L’argumentation de la société et des actionnaires, reprise par la Cour d’appel de Paris, mentionnait que la révocation peut être décidée à tout moment sans préavis ni précision de motifs. Dès lors, ils estimaient que le principe d’ordre public de la révocabilité ad nutum (c’est-à-dire sans motifs) de l’administrateur interdit de qualifier de fautive l’absence de préavis. L’assemblée générale appelée à approuver les comptes d’un exercice est le moment adéquat pour prononcer une décision de révocation, qui peut intervenir à tout moment.
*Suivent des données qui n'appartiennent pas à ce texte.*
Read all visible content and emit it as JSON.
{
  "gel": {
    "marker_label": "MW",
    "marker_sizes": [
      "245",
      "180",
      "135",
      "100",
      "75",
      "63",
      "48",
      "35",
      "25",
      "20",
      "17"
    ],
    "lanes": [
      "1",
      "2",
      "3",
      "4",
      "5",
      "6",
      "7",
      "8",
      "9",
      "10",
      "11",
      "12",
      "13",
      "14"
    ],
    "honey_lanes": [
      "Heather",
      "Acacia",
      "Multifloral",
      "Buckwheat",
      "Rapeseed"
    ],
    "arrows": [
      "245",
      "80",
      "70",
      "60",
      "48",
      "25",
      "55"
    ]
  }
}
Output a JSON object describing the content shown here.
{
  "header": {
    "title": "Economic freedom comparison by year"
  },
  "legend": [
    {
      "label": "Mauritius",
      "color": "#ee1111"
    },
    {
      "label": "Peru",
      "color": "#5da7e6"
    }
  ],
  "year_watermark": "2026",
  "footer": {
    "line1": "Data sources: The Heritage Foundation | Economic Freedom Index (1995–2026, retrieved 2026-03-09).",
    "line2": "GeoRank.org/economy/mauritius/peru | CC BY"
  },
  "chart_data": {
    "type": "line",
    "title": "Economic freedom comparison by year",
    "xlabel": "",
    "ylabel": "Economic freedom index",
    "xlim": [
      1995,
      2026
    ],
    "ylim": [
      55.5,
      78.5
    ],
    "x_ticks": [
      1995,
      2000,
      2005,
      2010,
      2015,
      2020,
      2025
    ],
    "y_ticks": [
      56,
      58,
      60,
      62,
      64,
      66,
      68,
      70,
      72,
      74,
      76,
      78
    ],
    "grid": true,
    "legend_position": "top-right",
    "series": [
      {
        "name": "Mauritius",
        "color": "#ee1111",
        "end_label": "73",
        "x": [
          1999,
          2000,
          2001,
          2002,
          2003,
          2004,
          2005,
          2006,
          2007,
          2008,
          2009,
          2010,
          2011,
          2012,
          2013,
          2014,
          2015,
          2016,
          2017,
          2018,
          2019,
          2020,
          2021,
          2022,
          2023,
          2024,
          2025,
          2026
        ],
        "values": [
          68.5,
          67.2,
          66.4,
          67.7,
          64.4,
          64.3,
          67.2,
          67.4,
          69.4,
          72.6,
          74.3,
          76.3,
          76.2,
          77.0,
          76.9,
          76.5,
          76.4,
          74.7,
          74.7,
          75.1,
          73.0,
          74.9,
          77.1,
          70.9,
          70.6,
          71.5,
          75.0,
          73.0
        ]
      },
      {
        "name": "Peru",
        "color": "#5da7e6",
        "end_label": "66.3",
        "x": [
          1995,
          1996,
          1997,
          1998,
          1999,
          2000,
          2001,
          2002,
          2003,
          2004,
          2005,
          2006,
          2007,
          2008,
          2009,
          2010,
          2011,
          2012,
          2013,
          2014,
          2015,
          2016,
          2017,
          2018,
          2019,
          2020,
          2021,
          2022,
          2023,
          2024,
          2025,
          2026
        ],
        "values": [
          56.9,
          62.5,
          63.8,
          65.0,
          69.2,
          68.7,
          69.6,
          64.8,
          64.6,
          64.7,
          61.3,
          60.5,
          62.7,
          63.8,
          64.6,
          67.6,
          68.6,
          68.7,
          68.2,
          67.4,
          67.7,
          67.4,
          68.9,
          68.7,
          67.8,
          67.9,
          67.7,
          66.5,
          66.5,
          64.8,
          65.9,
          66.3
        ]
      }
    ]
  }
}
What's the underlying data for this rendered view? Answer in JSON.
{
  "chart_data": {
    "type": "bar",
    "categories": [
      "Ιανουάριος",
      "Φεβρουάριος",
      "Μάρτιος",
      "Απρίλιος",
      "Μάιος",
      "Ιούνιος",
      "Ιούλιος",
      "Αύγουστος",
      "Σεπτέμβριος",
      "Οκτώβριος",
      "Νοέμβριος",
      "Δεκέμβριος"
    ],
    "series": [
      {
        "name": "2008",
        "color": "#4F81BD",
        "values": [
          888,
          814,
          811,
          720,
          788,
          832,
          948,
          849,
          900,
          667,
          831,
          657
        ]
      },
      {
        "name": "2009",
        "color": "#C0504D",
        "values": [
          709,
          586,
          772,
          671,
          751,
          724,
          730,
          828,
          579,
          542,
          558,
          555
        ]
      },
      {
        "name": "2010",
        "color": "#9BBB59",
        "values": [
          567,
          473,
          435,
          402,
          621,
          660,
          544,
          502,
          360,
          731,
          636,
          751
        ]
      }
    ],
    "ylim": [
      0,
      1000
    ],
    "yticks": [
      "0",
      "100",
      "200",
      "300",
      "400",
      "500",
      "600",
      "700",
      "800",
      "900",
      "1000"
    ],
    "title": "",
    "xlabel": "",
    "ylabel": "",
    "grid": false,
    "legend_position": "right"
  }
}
Chaque actionnaire était libre d’exercer son droit de vote et n’a pas à s’expliquer sur celui-ci.

Pour eux, les motifs de la révocation n’ont pas à être énoncés par l’assemblée générale qui la prononce, que seuls peuvent être incriminés, au titre d’une révocation abusive (c’est-à-dire lorsqu’elle intervient dans des circonstances révélant une faute ouvrant droit à réparation du préjudice sur le fondement du droit commun de l’article 1382 du Code civil), la violation des principes du contradictoire et des droits de la défense, le caractère vexatoire et injurieux, l’atteinte à la réputation de la personne révoquée.

Ils considéraient dès lors que la révocation de l’administrateur en l’espèce n’était pas abusive car la révocation n’avait été mise aux votes qu’une fois que les observations écrites et orales du dirigeant révoqué avaient été présentées.

La Chambre commerciale de la Cour de Cassation casse l’arrêt de la Cour d’appel de Paris qui avait repris l’argumentation de la société et de ses actionnaires au visa de l’article 1382 du Code civil. Elle énonce dans un attendu de principe que la révocation d’un administrateur peut intervenir à tout moment et n’est abusive que si elle a été accompagnée de circonstances ou a été prise dans des conditions qui portent atteinte à sa réputation ou à son honneur ou si elle a été décidée brutalement, sans respecter l’obligation de loyauté du droit de révocation.

La Cour de cassation reproche à la Cour d’appel de ne pas avoir recherché, comme elle y était invitée, si l’administrateur révoqué avait eu connaissance des motifs de sa révocation avant qu’il fût procédé au vote.

Il ressort ainsi de cet arrêt de la Cour de cassation que l’absence de juste motif ne signifie pas absence de motif. Le motif de révocation doit être communiqué au dirigeant préalablement au vote de la résolution relative à sa révocation afin de respecter le principe du contradictoire et plus largement les droits de la défense, et ce, même si la révocation intervient sans juste motifs, c’est-à-dire sans que le motif avancé soit un juste motif de révocation, cela n’entraînant pas le versement de dommages et intérêts.

Par ailleurs, la jurisprudence rappelle par cet arrêt que toute clause portant atteinte à la libre révocabilité d’un administrateur est nulle. La cour sanctionne ici la clause du pacte invoqué par l’administrateur révoqué qui aurait eu pour effet d’empêcher l’assemblée générale de le révoquer. Cette clause prévoyait que la désignation des personnes clés de la société devait être préalablement autorisée par le Conseil d’administration. L’administrateur entendait invoquer cette clause par parallélisme en considérant que cela incluait également la révocation et qu’en ne soumettant pas auparavant au conseil cette question, les investisseurs financiers ont contrevenu délibérément aux dispositions du pacte.